Na primeira metade do filme, Levy oferece um drama tocante e intimista, mas conforme a história avança para o terreno da ficção científica, o enredo assume uma rota previsível, com ecos de produções como “O Exterminador do Futuro” (1984) e “De Volta para o Futuro” (1985), além de toques de “Alta Frequência” (2000). A partir desse ponto, o filme resvala em cenas de ação que, embora bem coreografadas, podem parecer um tanto genéricas.
Personagens como Louis (Mark Ruffalo), pai de Adam, e Laura (Zoe Saldaña), esposa do protagonista, são deslocados para papéis que oscilam entre coadjuvantes funcionais e figuras sem grandes inovações, caindo em uma zona que remete a clássicos da ficção científica, como “Star Wars” e “Eu, Robô” (2004). A vilã Maya Sorian, interpretada por Catherine Keener, adiciona conflitos à trama, mas sua presença, apesar de intensa, não traz novidade ao gênero, remetendo a antagonismos já explorados.
Apesar dos clichês que permeiam o gênero, “O Projeto Adam” evoca uma ambição maior: a possibilidade de revisitar o passado não apenas como um mecanismo de redenção pessoal, mas também como um instrumento de mudança histórica.

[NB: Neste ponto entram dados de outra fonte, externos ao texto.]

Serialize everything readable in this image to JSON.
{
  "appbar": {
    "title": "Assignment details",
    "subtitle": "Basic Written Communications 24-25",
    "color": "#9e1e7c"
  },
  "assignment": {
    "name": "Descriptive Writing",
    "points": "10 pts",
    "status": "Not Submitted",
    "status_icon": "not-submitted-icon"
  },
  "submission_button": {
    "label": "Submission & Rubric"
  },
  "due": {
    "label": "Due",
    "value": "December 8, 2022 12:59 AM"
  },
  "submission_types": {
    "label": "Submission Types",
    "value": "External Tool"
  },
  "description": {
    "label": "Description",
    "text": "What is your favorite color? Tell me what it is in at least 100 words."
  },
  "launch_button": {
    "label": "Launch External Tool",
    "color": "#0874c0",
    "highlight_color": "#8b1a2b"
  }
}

Levy nos convida a imaginar uma humanidade com a capacidade de corrigir eventos trágicos, impedir a ascensão de figuras perigosas ou preservar civilizações ameaçadas. Mas ele também adverte sobre os dilemas morais e as consequências que essas interferências trariam, especialmente para uma sociedade que ainda luta para resolver os próprios conflitos contemporâneos.
Mais do que uma aventura sobre viagens no tempo, o filme se destaca ao colocar em perspectiva a dualidade humana e as escolhas que definem quem nos tornamos. Todos, em certo sentido, enfrentamos dilemas como Adam Reed, e “O Projeto Adam” nos provoca a refletir sobre a forma como lidamos com nossas dores e derrotas: buscando seguir em frente ou, quem sabe, transformando essas experiências em um impulso para a transformação real, sem ceder à tentação de projetar nossas falhas em vilões externos.